On trouve également du matériel d'écriture dans les tombes d'enfants, dont certains n'ont que 10 ans. Nous savons par des sources littéraires que les enfants apprenaient à lire et à écrire dès l'âge de six ou sept ans, soit en suivant des cours particuliers à domicile, soit en fréquentant une école, généralement au centre de la ville. Dans les deux cas, les parents devaient payer les études de leur enfant. Les enseignants ont utilisé une discipline stricte et des répétitions sans fin pour apprendre aux garçons et aux filles à lire, écrire et utiliser l'arithmétique de base. Ce sont principalement des garçons d'élite qui ont poursuivi leurs études jusqu'à la fin de leur adolescence et ont appris la littérature, la rhétorique et la philosophie. Le matériel d'écriture était vraisemblablement placé dans la tombe à la fois comme une démonstration poignante de ce à quoi l'enfant aurait aspiré dans la vie et pour célébrer et commémorer ses premières réalisations.
Pour des raisons similaires, le matériel d'écriture était également représenté sur les monuments funéraires et les peintures murales, symbolisant le statut et le pouvoir d'un magistrat ou les compétences professionnelles d'un individu alphabétisé. À bien des égards, ce lien explicite entre l'écriture et la commémoration est particulièrement pertinent. En Grande-Bretagne romaine, au moins, l'arrivée de l'alphabétisation signifie que, pour la toute première fois, des récits de témoins oculaires d'activités quotidiennes rédigés par des résidents du pays survivent encore, plus de 1 500 ans plus tard. Que leurs paroles vivent est un beau monument à la puissance de l'alphabétisation.

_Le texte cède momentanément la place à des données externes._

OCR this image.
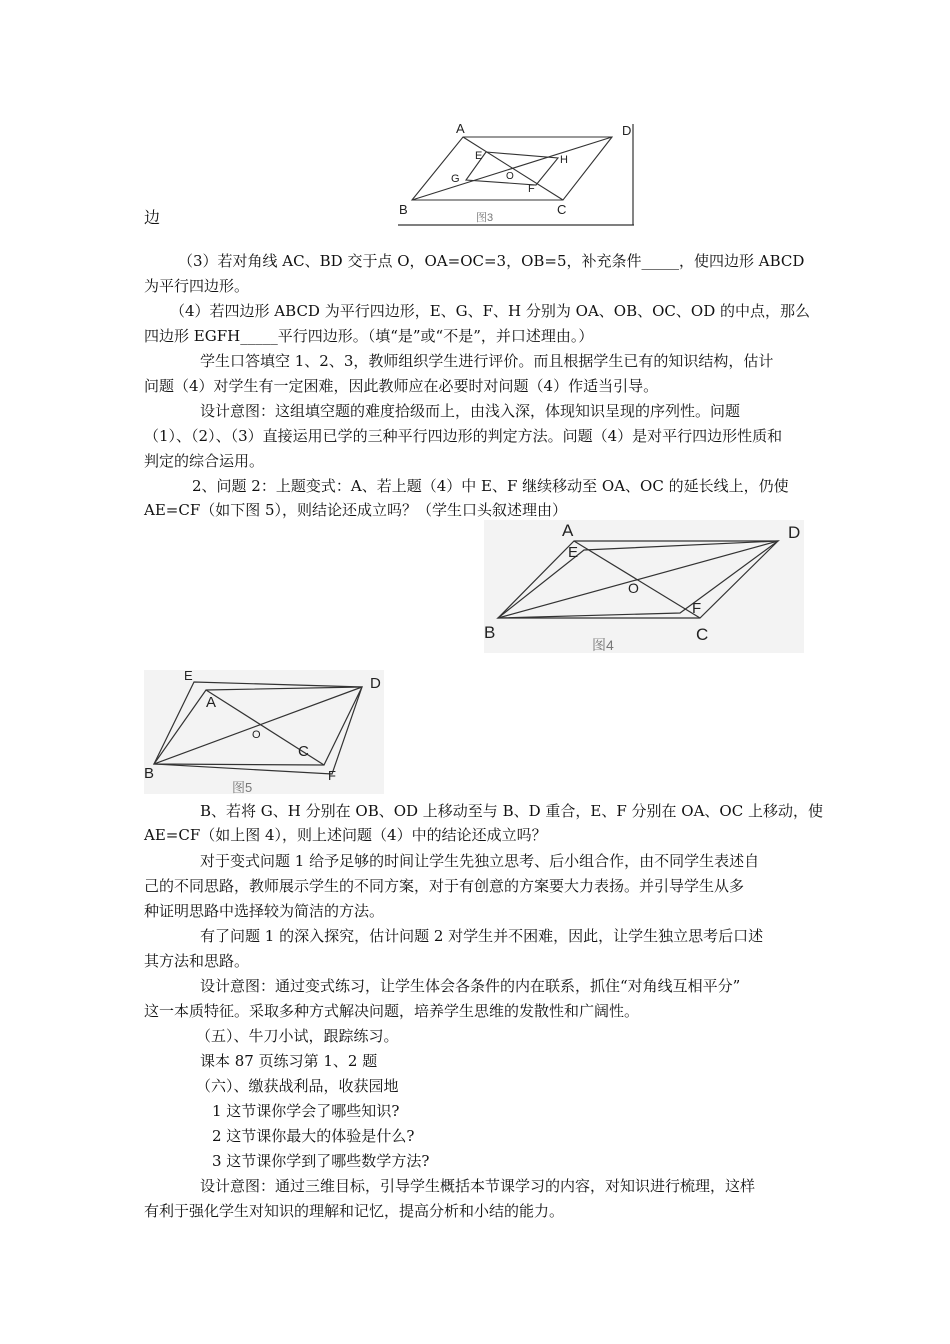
边
A	D
B	C
E	H
G	O
F
图3
A	D
E
O
F
B	C
图4
E	D
A
O
C
B	F
图5
（3）若对角线 AC、BD 交于点 O，OA=OC=3，OB=5，补充条件_____，使四边形 ABCD
为平行四边形。
（4）若四边形 ABCD 为平行四边形，E、G、F、H 分别为 OA、OB、OC、OD 的中点，那么
四边形 EGFH_____平行四边形。（填“是”或“不是”，并口述理由。）
学生口答填空 1、2、3，教师组织学生进行评价。而且根据学生已有的知识结构，估计
问题（4）对学生有一定困难，因此教师应在必要时对问题（4）作适当引导。
设计意图：这组填空题的难度拾级而上，由浅入深，体现知识呈现的序列性。问题
（1）、（2）、（3）直接运用已学的三种平行四边形的判定方法。问题（4）是对平行四边形性质和
判定的综合运用。
2、问题 2：上题变式：A、若上题（4）中 E、F 继续移动至 OA、OC 的延长线上，仍使
AE=CF（如下图 5），则结论还成立吗？（学生口头叙述理由）
B、若将 G、H 分别在 OB、OD 上移动至与 B、D 重合，E、F 分别在 OA、OC 上移动，使
AE=CF（如上图 4），则上述问题（4）中的结论还成立吗？
对于变式问题 1 给予足够的时间让学生先独立思考、后小组合作，由不同学生表述自
己的不同思路，教师展示学生的不同方案，对于有创意的方案要大力表扬。并引导学生从多
种证明思路中选择较为简洁的方法。
有了问题 1 的深入探究，估计问题 2 对学生并不困难，因此，让学生独立思考后口述
其方法和思路。
设计意图：通过变式练习，让学生体会各条件的内在联系，抓住“对角线互相平分”
这一本质特征。采取多种方式解决问题，培养学生思维的发散性和广阔性。
（五）、牛刀小试，跟踪练习。
课本 87 页练习第 1、2 题
（六）、缴获战利品，收获园地
1 这节课你学会了哪些知识?
2 这节课你最大的体验是什么?
3 这节课你学到了哪些数学方法?
设计意图：通过三维目标，引导学生概括本节课学习的内容，对知识进行梳理，这样
有利于强化学生对知识的理解和记忆，提高分析和小结的能力。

Il existe un autre type d'objet avec lequel les encriers sont parfois confondus : l'élément en alliage de cuivre d'une lanterne qui retenait la mèche. Les lanternes étaient des objets de haut statut, utilisés principalement à l'extérieur de la maison, mais elles survivent très rarement intactes car elles étaient fabriquées à partir d'éléments composites en bronze et organiques (corne). Les brûleurs à lanterne ont une taille et une forme similaires aux encriers, mais se distinguent par la conception de la base et la présence d'un porte-mèche central (voir ci-dessous) et de deux tubes latéraux. Trois de ces brûleurs de lanterne se trouvent maintenant au Musée de Londres, et d'autres exemples sont connus d'Allemagne, tandis qu'un exemple remarquablement complet du sud-ouest du Suffolk (ci-dessus) se trouve maintenant au Lincoln Museum.